Broadcast: 18/11/2008

Transcript

TONY JONES, PRESENTER: It's a task to warm the heart of shire councillors everywhere: spend money
and spend it fast.

That's the challenge the Federal Government has set its local cousins, as the Prime Minister looks
for new ways to prop up the slowing economy.

Kevin Rudd met the nation's mayors today with $300 million burning a hole in his pocket.

Most local government authorities will receive around $500,000, but some are in for millions.

Dana Robertson reports from Canberra.

DANA ROBERTSON, REPORTER: The world economy's melting, but local governments never had it so good.

LOCAL MAYOR: How was Washington?

KEVIN RUDD, PRIME MINISTER: Oh, it was good, good.

DANA ROBERTSON: The latest instalment of the Government's plan to boost the economy is aimed
squarely at the grass roots. $300 million is being splurged to give local communities a shot in the
arm.

KEVIN RUDD: These initiatives might include upgrades to local sporting grounds, refurbishing a
local community centre, or a local swimming pool, upgrading a streetscape, building a tourism
information centre or building or repairing and indoor sports centre.

DANA ROBERTSON: The nation's biggest local council, Brisbane, gets $2.9 million dollars. The
smallest handful get just $100,000.

ANTHONY ALBANESE, INFRASTRUCTURE MINISTER: The average council will receive about $450,000.

DANA ROBERTSON: But no one's complaining.

LOCAL MAYOR II: I just wanted to thank you for this opportunity.

KEVIN RUDD: Oh, I'm happy to do it.

LOCAL MAYOR III: Thankyou, Monsieur le Premier Ministre.

DANA ROBERTSON: The Prime Minister expects the infrastructure spending will create thousands of
jobs and he's not prepared to wait.

KEVIN RUDD: By immediate, I mean immediate. Immediate means now. It's ready to go now.

(Audience applauds).

DANA ROBERTSON: But there are some caveats. Councils must start spending the money by June next
year, with building to be finished by September. And it can't be diverted into projects that were
already in the pipeline.

ANTHONY ALBANESE: It can't be projects that they've budgeted for. They can't simply take the money
and use it to do - for spending on something they were going to do anyway.

DANA ROBERTSON: There's no problem there. The mayors have a wish list as long as the lunch table.

WENDY TUCKERMAN, BOOROWA COUNCIL: Sporting showers, change rooms for our recreation oval and
storage areas. Little things like that.

JO SHEPPARD, PAROO SHIRE COUNCIL: We've got a civic centre which has severe structural damage.

GEOFF GOUGH, MANNINGHAM CITY COUNCIL: Stadium development for sports stadiums and things within our
region.

DANA ROBERTSON: But with everyone going away a winner, the Government's anxious to avoid
accusations that its stimulus package is pork-

barrelling in disguise.
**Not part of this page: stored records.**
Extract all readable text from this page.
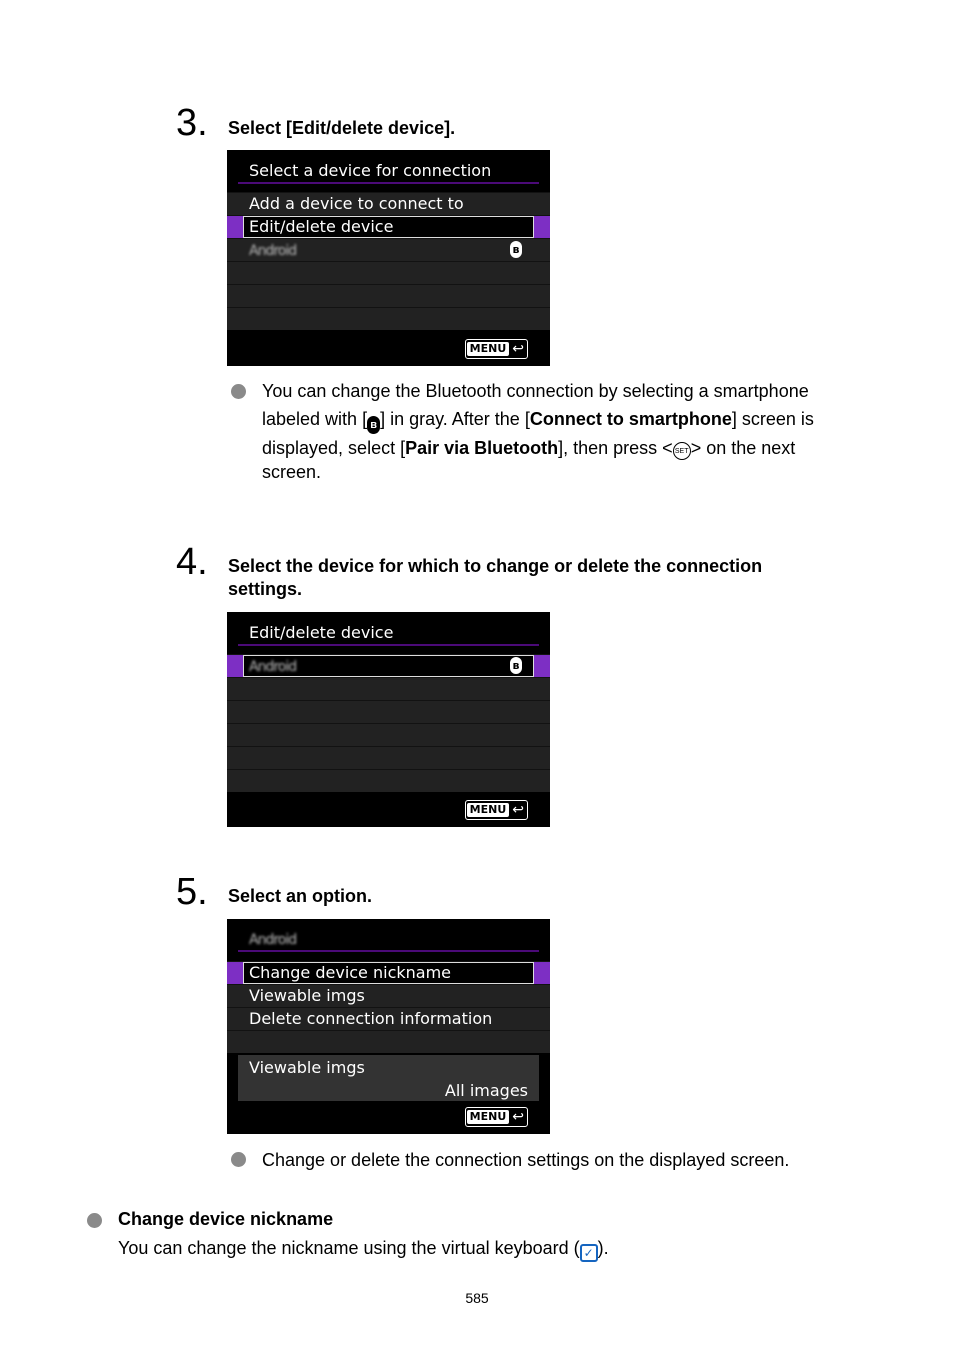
3. Select [Edit/delete device].
Select a device for connection
Add a device to connect to
Edit/delete device
Android	ʙ
MENU ↩
You can change the Bluetooth connection by selecting a smartphone
labeled with [ ʙ ] in gray. After the [Connect to smartphone] screen is
displayed, select [Pair via Bluetooth], then press < SET > on the next
screen.
4. Select the device for which to change or delete the connection
settings.
Edit/delete device
Android	ʙ
MENU ↩
5. Select an option.
Android
Change device nickname
Viewable imgs
Delete connection information
Viewable imgs
All images
MENU ↩
Change or delete the connection settings on the displayed screen.
Change device nickname
You can change the nickname using the virtual keyboard ( ✓ ).
585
The Infrastructure Minister insists there's been no political interference
in deciding where the money goes.

ANTHONY ALBANESE: It's all up on the website to see. There's no committee appointed by a minister,
meeting in some backroom somewhere.

DANA ROBERTSON: The Opposition has backed the spending, but says Kevin Rudd's missed an opportunity
to link it to approved

accountability.

SCOTT MORRISON, OPPOSITION LOCAL GOVERNMENT SPOKESMAN: There needs to be a quid pro quo for what
the Federal Government is putting into local government. I think taxpayers and ratepayers expect
standards to be raised.

DANA ROBERTSON: This is already part three of the Government's economic rescue package and the
Prime Minister's given a hint that it's not over yet.

KEVIN RUDD: But in terms of the challenge ahead, we got to do whatever we can to support domestic
tourism.

DANA ROBERTSON: Smiling as the surplus slips away. Dana Robertson, Lateline.